Anyone who took the trouble to read the economic impact assessments that weighed a potential refurbishment project against the choice of a new bridge would have found the impacts to the downtown economy of a bridge rescue mission unsupportable.  Potential losses were pegged at as much as $13 million a year, dwarfing what impacts they have lately noticed from market shifts to the new Uptown mall in Saanich.  If the rush to the burbs is built on convenient access and plentiful parking, how come they didn’t notice the gross inconvenience of losing the old bridge for a couple of years?  (The only viable means of refurbishing structural elements and getting at the shaky foundations was deconstruction and off-site reworking that has, in any event, proven unfeasible).

Certainly business voices in the city were, after initial apprehensions over costs, quickly convinced of the sound choice embodied in the new bridge.  They, as well as anyone, understood the engineering analysis as well as the very real problems of losing a vital crossing would be for the centre of the region’s economy.  Like most who have had a more practical sense of the issues, the hair on fire claims that a cover up of a cheap and easy fix was being ditched by empire builders just didn’t hold water.  More so, the recognition that the functionality of the system design represented in the new road alignments and added levels of service for cyclists and pedestrians maintained a balance that would have been thrown off-kilter by lane reductions or other closure schemes sometimes promoted by dissenting voices.

The bridge is an essential connection to the city’s downtown for many in Victoria as well as for those who live in municipalities beyond our borders.  Shutting it down would send them off to other commercial and retail destinations to avoid the headaches of getting downtown via other routes that are even today oversubscribed and not really direct links for many of the trips to downtown businesses in particular.  Why is that point lost on the supporters of a “vibrant downtown economy” who have been taking aim at the bridge project?  Add economic illiteracy to their sandbox grasp of transportation system design.

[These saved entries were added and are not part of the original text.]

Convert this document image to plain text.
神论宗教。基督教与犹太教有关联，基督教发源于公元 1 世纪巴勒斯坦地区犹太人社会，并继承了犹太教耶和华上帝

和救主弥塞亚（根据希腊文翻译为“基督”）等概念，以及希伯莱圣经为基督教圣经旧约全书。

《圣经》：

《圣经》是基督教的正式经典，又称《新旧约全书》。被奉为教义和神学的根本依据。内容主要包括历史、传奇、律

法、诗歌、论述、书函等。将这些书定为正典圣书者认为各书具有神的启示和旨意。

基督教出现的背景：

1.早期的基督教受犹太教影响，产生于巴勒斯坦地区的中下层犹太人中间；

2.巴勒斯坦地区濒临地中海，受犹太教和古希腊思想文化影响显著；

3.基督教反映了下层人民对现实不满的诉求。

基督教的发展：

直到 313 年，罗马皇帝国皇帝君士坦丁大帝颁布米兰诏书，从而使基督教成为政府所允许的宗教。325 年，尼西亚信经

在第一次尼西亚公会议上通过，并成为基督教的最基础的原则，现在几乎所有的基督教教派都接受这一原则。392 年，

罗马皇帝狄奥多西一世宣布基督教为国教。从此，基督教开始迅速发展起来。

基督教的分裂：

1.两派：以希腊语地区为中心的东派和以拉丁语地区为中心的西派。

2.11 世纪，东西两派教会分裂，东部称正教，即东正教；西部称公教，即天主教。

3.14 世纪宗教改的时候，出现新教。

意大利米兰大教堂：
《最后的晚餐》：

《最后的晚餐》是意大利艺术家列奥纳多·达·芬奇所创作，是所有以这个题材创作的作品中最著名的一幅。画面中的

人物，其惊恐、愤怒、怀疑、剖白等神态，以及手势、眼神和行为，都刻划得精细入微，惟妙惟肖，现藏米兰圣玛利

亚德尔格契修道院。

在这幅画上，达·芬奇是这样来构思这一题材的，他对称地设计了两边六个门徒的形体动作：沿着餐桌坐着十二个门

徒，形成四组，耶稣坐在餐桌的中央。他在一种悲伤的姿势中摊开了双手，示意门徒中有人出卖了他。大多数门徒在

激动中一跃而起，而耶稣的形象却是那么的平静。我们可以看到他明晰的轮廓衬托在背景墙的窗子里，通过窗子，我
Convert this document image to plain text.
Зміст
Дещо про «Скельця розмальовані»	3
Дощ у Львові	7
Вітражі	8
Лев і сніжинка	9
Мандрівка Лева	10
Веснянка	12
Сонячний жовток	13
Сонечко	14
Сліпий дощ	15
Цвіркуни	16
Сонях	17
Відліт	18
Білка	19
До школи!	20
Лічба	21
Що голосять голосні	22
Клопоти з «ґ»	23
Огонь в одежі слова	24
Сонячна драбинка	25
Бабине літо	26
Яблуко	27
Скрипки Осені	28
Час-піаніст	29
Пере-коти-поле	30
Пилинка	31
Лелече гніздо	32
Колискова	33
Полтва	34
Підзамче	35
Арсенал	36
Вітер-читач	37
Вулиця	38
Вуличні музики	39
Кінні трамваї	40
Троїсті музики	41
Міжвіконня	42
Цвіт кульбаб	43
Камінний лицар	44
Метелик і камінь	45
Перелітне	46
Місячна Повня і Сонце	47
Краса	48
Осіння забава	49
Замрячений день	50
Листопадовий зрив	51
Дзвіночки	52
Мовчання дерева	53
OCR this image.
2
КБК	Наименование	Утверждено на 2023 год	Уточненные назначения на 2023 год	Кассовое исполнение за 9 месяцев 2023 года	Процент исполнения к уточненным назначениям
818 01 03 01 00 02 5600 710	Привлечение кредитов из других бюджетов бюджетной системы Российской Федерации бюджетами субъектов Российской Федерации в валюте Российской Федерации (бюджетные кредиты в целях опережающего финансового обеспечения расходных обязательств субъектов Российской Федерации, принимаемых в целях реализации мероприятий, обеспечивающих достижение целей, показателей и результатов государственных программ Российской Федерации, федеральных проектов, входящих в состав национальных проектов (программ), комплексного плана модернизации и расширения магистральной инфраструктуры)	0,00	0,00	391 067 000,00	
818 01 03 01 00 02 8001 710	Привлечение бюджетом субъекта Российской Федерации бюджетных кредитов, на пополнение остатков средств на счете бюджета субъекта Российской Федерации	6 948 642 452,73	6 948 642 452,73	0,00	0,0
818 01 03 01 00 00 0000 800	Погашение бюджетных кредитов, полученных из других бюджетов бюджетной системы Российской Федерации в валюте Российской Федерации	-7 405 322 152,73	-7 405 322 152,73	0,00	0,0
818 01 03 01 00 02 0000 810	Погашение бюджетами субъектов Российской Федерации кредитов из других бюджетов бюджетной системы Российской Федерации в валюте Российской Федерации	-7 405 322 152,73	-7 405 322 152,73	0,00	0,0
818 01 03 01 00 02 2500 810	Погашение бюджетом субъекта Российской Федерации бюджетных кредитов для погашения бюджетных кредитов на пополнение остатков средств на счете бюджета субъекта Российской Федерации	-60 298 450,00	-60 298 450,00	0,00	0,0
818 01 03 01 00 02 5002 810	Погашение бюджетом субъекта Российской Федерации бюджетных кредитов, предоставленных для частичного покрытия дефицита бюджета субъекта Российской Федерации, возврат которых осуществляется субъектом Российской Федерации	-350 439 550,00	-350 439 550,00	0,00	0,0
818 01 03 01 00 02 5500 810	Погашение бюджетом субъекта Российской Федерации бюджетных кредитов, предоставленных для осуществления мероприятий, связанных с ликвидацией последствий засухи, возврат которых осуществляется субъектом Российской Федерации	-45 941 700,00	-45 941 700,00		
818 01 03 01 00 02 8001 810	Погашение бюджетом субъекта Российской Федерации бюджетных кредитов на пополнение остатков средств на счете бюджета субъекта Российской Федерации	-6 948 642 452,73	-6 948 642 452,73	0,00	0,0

As much as some would like more parking, more travel lanes for their cars, just as there are those who propose to shut it all down and imagine everyone will walk or bike to every destination for every trip, neither is going to happen.  We’ve achieved something of an equilibrium where extra capacity for cycling and walking trips will help people make more sustainable choices, but those who choose to drive, or who must, will keep the level of service they have now, at least as much as they have had since 1924 when the current bridge was completed. (Transit services and goods movement would run into their own problems if the “greener” solutions were implemented).  What’s useful to know, however, is that the new bridge also caps capacity at those same levels for cars and trucks, and this despite the clear signs of fresh new growth in residential and business development immediately west of the bridge that will generate many thousands of more trips a day to and from downtown.  Most of that growth will be on foot or by bike – the bridge already accommodates more than 1 million trips per annum by bike, some figure larger on foot.  Both will enjoy service improvements that will accelerate those numbers when the new bridge arrives.

Word to the wise on that one too.  Developments on both sides of the bridge owe at least something to the new project.  The uncertainty of a decision, the very questionable resilience of the existing crossing and even the lack of cycling and walking features were an impediment to their moving forward.  Those “concerned” about the city’s economic vibrancy have now another shaky platform to climb down from.  The new bridge is a positive, not a negative, for Victoria’s economy and it’s time to move on.

Next steps will see the start of construction as the city’s freshly secured contractor starts poking holes in the harbour bottom for new foundations.  It will also be the foundation of a new era in the city’s history and one we can look forward to.